A colleague of mine recently recalled when her boy’s reading ability sparked into life. He was five - a fairly typical age to be able to read, so you’d think. She remembers feeling a sense of revelation, even bewilderment, that this little creature who could barely do anything for himself not so long ago was now able to sit alone, with a book, and read.

And she then realised how odd - how wrong - it was to feel like this. To be amazed and in awe of something that we should all take for granted; something that should be a simple rite of passage of a human’s progress through life. We’re born, we crawl, we walk, then talk, then read - isn’t that how it should go for everyone?

I’ve read to my son ever since he was just a few weeks old. For me it is an emotional exercise, as much as an educational one. It’s about us sharing a moment of intimacy, with no interruptions - no phones, TV or Siri to get in the way. But the science behind doing so makes it equally rewarding. Children acquire between 500 and 1,100 words by the age of three. Regularly talking, singing and reading to our little ones during those years can increase their vocabulary by 75%.

My son is lucky. Our shelves at home are stacked with books, and the school he'll go to will be too. But storybooks are shamefully the preserve of the better off. It is a fact that the poorer you are, the further away your closest book lies.
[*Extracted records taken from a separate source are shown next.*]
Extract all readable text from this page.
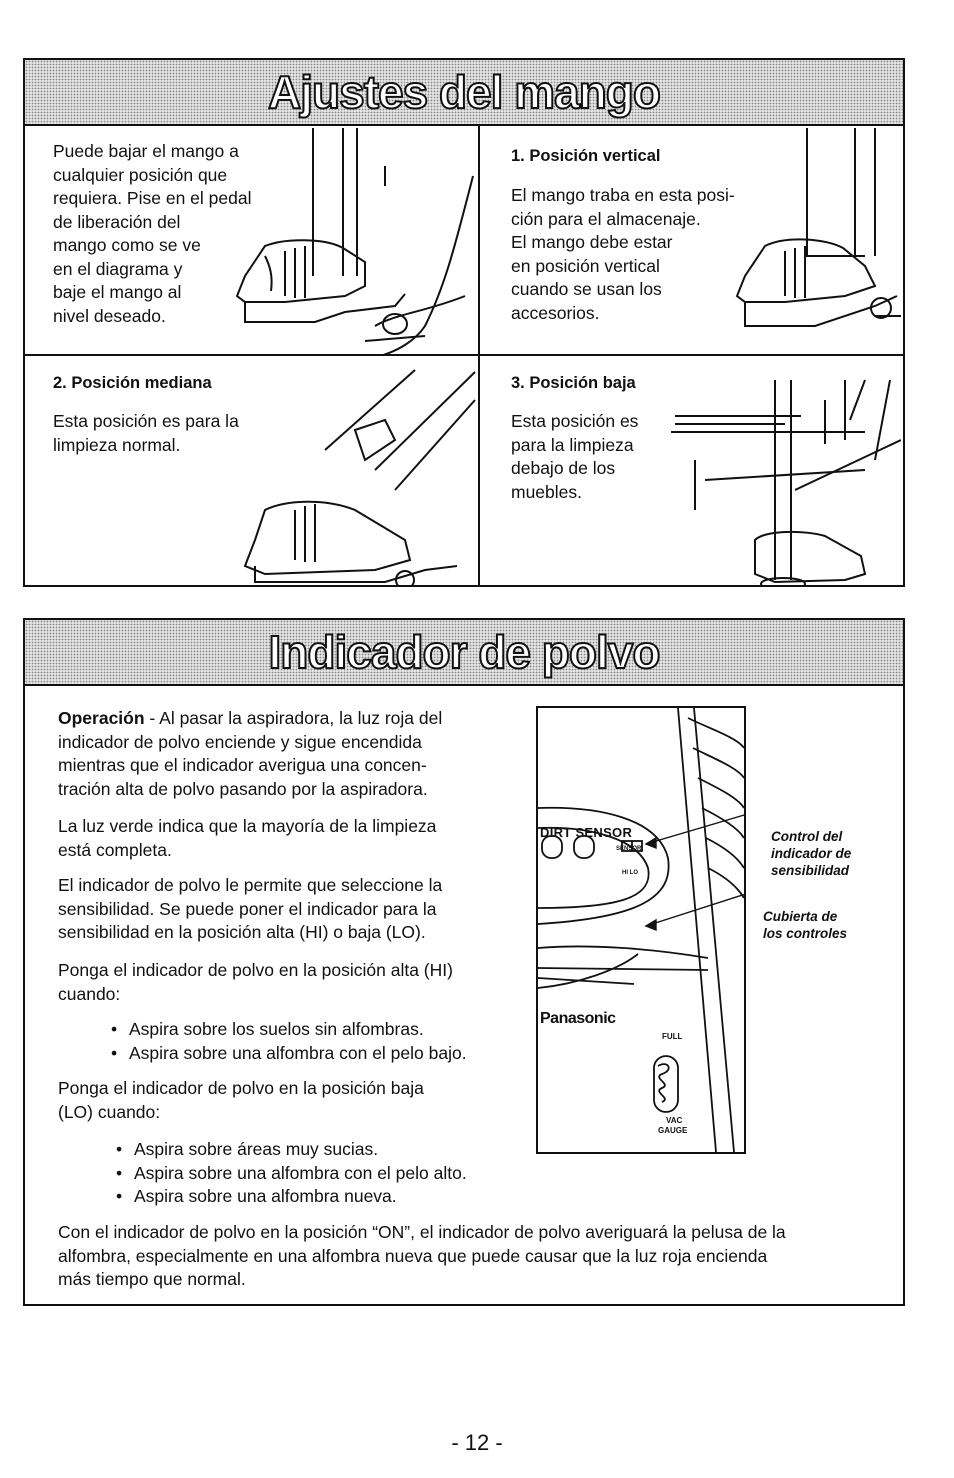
Ajustes del mango
Puede bajar el mango a
cualquier posición que
requiera. Pise en el pedal
de liberación del
mango como se ve
en el diagrama y
baje el mango al
nivel deseado.
1. Posición vertical
El mango traba en esta posi-
ción para el almacenaje.
El mango debe estar
en posición vertical
cuando se usan los
accesorios.
2. Posición mediana
Esta posición es para la
limpieza normal.
3. Posición baja
Esta posición es
para la limpieza
debajo de los
muebles.
Indicador de polvo
Operación - Al pasar la aspiradora, la luz roja del
indicador de polvo enciende y sigue encendida
mientras que el indicador averigua una concen-
tración alta de polvo pasando por la aspiradora.
La luz verde indica que la mayoría de la limpieza
está completa.
El indicador de polvo le permite que seleccione la
sensibilidad. Se puede poner el indicador para la
sensibilidad en la posición alta (HI) o baja (LO).
Ponga el indicador de polvo en la posición alta (HI)
cuando:
• Aspira sobre los suelos sin alfombras.
• Aspira sobre una alfombra con el pelo bajo.
Ponga el indicador de polvo en la posición baja
(LO) cuando:
• Aspira sobre áreas muy sucias.
• Aspira sobre una alfombra con el pelo alto.
• Aspira sobre una alfombra nueva.
Con el indicador de polvo en la posición “ON”, el indicador de polvo averiguará la pelusa de la
alfombra, especialmente en una alfombra nueva que puede causar que la luz roja encienda
más tiempo que normal.
DIRT SENSOR
SENSOR
HI LO
Panasonic
FULL
VAC
GAUGE
Control del
indicador de
sensibilidad
Cubierta de
los controles
- 12 -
Odds are, my son will be able to read. It’ll give him the opportunity to decide whether he’s a book lover. Whether, like his mum, he’ll be thrilled by the prospect of those opening pages, and eaten with the curiosity of finding out what happens next. Or perhaps he won’t like books - perhaps he’ll be into computers and want to spend all day coding. Or maybe he’ll be interested in the world around him - nature, politics, buildings. Whatever it is he ends up loving, he’ll be able to love it more because he’ll be able to read.

It is never too late to learn how to read and write; but there is no substitute for learning to do that as a child.

Today is the International Day of Families. Why not mark it by reading a book with your little boy, or girl, or niece, or nephew or grandchild and share the #joyofreading as a family. After all, there are still some things that Siri will never replace.